Ropes & Gray, along with the National Center for Lesbian Rights and several Tennessee firms, filed a merits brief in the U.S. Supreme Court on Feb. 27 in the case of Tanco v. Haslam, one of four landmark marriage equality cases the Court is set to hear later this term.

The brief was filed on behalf of three same-sex couples (the petitioners) who were lawfully married while living in other states and then moved to Tennessee, where their marriages were not recognized under state law. Although the District Court ordered the State to recognize the petitioners’ marriages, the Sixth Circuit reversed. Ropes & Gray then helped draft the petition for a writ of certiorari, which the Supreme Court granted along with three other marriage equality cases that had been joined with Tanco before the Sixth Circuit.

In the merits brief, the petitioners argue Tennessee’s disregard for their lawful marriages: (1) violates their right to remain married, along with their liberty and privacy interests in their marriages, protected by the Due Process Clause; (2) unreasonably burdens their fundamental right to travel by imposing legal nullification of their marriages as the price of entering the State; and (3) fails any level of scrutiny (though heightened scrutiny is required) under the Equal Protection Clause in that non-recognition discriminates on the basis of sex and sexual orientation without justification. 

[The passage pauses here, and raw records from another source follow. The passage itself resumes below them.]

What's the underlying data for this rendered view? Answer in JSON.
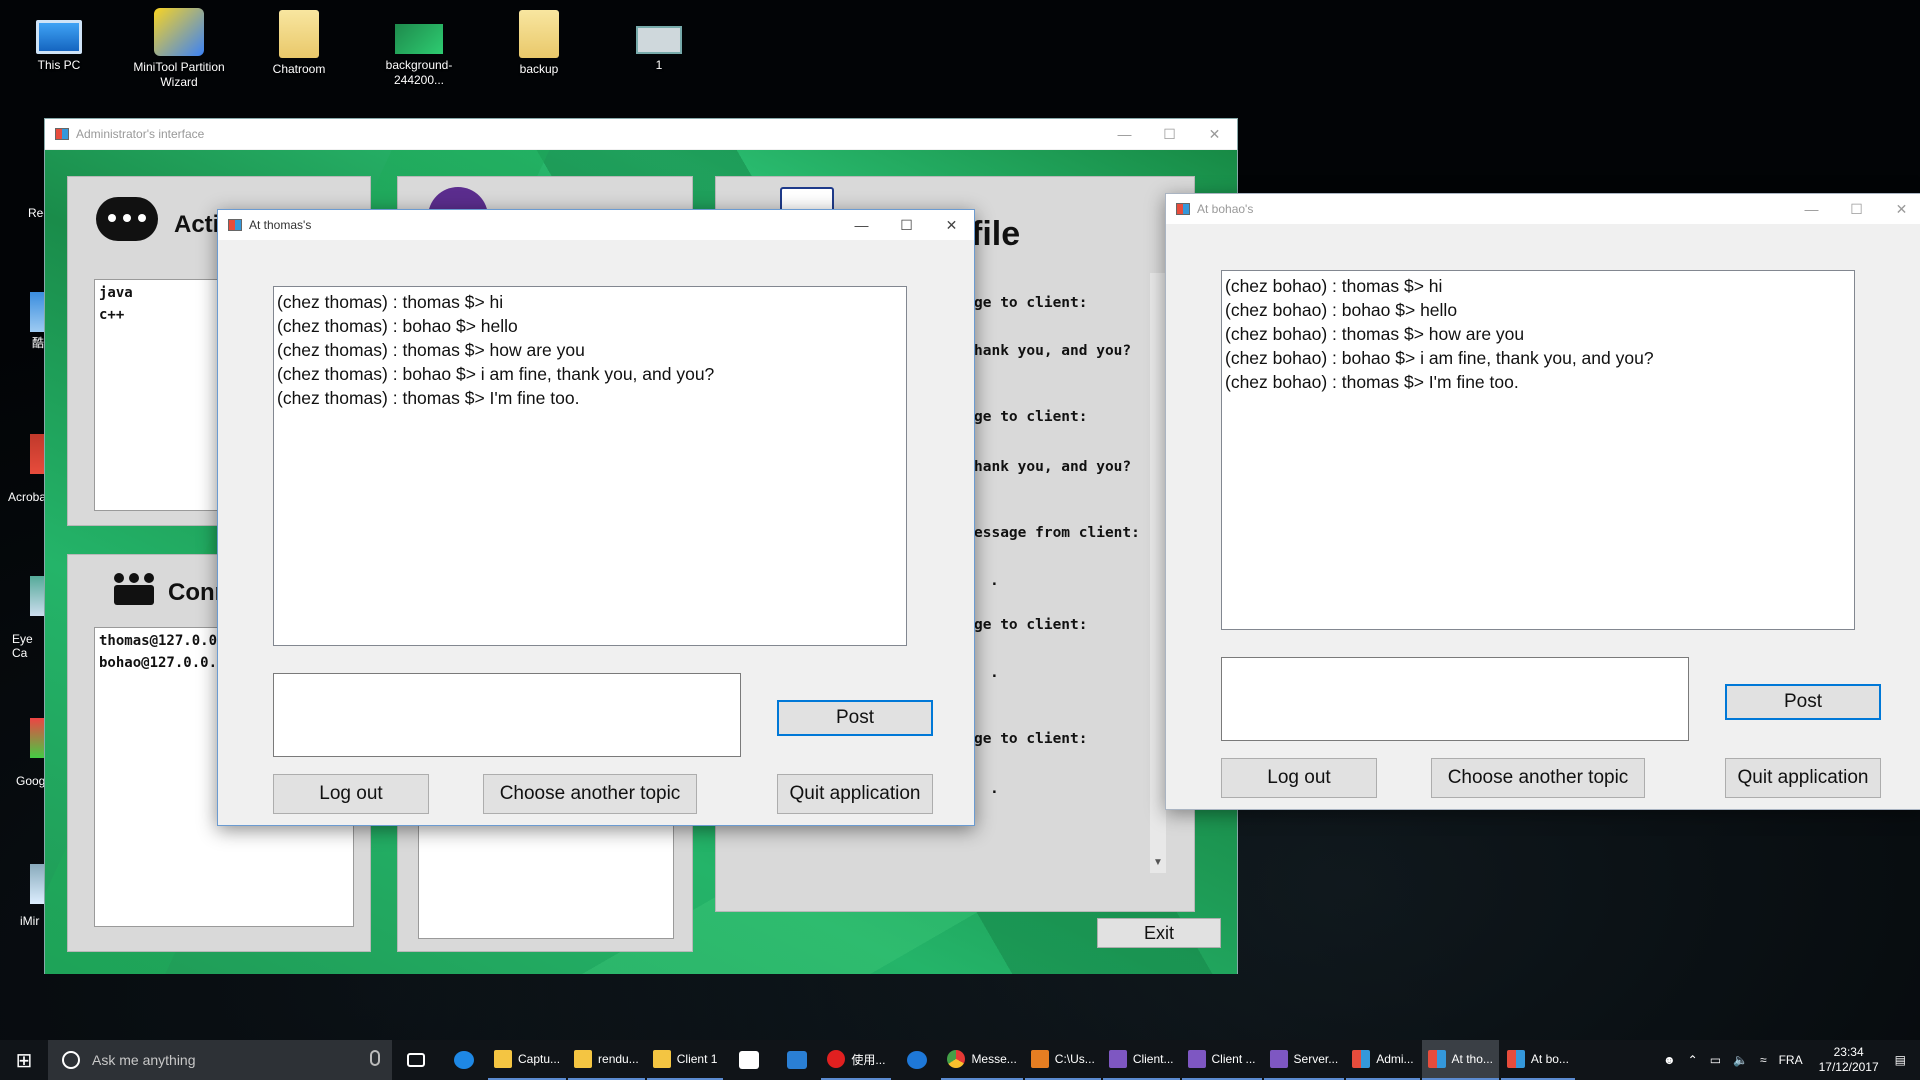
{
  "desktop": {
    "icons": [
      {
        "label": "This PC"
      },
      {
        "label": "MiniTool Partition Wizard"
      },
      {
        "label": "Chatroom"
      },
      {
        "label": "background-244200..."
      },
      {
        "label": "backup"
      },
      {
        "label": "1"
      }
    ],
    "edge_icons": [
      {
        "label": "Rec"
      },
      {
        "label": "酷"
      },
      {
        "label": "Acroba"
      },
      {
        "label": "Eye Ca"
      },
      {
        "label": "Goog"
      },
      {
        "label": "iMir"
      }
    ]
  },
  "admin": {
    "title": "Administrator's interface",
    "panel_topics_heading": "Acti",
    "topics": [
      "java",
      "c++"
    ],
    "panel_connected_heading": "Conne",
    "connected": [
      "thomas@127.0.0",
      "bohao@127.0.0."
    ],
    "profile_heading": "file",
    "log_lines": [
      "ge to client:",
      "hank you, and you?",
      "ge to client:",
      "hank you, and you?",
      "essage from client:",
      ".",
      "ge to client:",
      ".",
      "ge to client:",
      "."
    ],
    "exit_label": "Exit"
  },
  "thomas": {
    "title": "At thomas's",
    "messages": [
      "(chez thomas) : thomas $> hi",
      "(chez thomas) : bohao $> hello",
      "(chez thomas) : thomas $> how are you",
      "(chez thomas) : bohao $> i am fine, thank you, and you?",
      "(chez thomas) : thomas $> I'm fine too."
    ],
    "post_label": "Post",
    "logout_label": "Log out",
    "topic_label": "Choose another topic",
    "quit_label": "Quit application"
  },
  "bohao": {
    "title": "At bohao's",
    "messages": [
      "(chez bohao) : thomas $> hi",
      "(chez bohao) : bohao $> hello",
      "(chez bohao) : thomas $> how are you",
      "(chez bohao) : bohao $> i am fine, thank you, and you?",
      "(chez bohao) : thomas $> I'm fine too."
    ],
    "post_label": "Post",
    "logout_label": "Log out",
    "topic_label": "Choose another topic",
    "quit_label": "Quit application"
  },
  "taskbar": {
    "search_placeholder": "Ask me anything",
    "items": [
      {
        "label": "Captu..."
      },
      {
        "label": "rendu..."
      },
      {
        "label": "Client 1"
      },
      {
        "label": "使用..."
      },
      {
        "label": "Messe..."
      },
      {
        "label": "C:\\Us..."
      },
      {
        "label": "Client..."
      },
      {
        "label": "Client ..."
      },
      {
        "label": "Server..."
      },
      {
        "label": "Admi..."
      },
      {
        "label": "At tho..."
      },
      {
        "label": "At bo..."
      }
    ],
    "language": "FRA",
    "time": "23:34",
    "date": "17/12/2017"
  }
}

In support, the petitioners note that non-recognition runs contrary to Tennessee’s long followed practice of respecting marriages validly entered into in other states (even where that marriage would not have been legal in Tennessee). Moreover, the brief contends that non-recognition not only deprives petitioners and their children of any number of legal protections, it also “continually communicates to petitioners, to their children, and to other Tennesseans that the State regards petitioners and their families as second-class citizens.” In doing so, the brief concludes, Tennessee disrespects the “enduring relationships created between petitioners” by other states and undermines “principles of federalism” – including “cooperation among states” – “on which our Union depends in order truly to be united.”

The Ropes & Gray team was led by appellate and Supreme Court litigation partner Douglas Hallward-Driemeier (Washington, D.C.), and included litigation associates C. Thomas Brown (Boston), Paul Kellogg (New York), Joshua Goldstein (Boston), Emerson Siegle (Washington, D.C.) and John Dey (Washington, D.C.), with paralegal support from Sophia Antzoulatos (Washington, D.C.).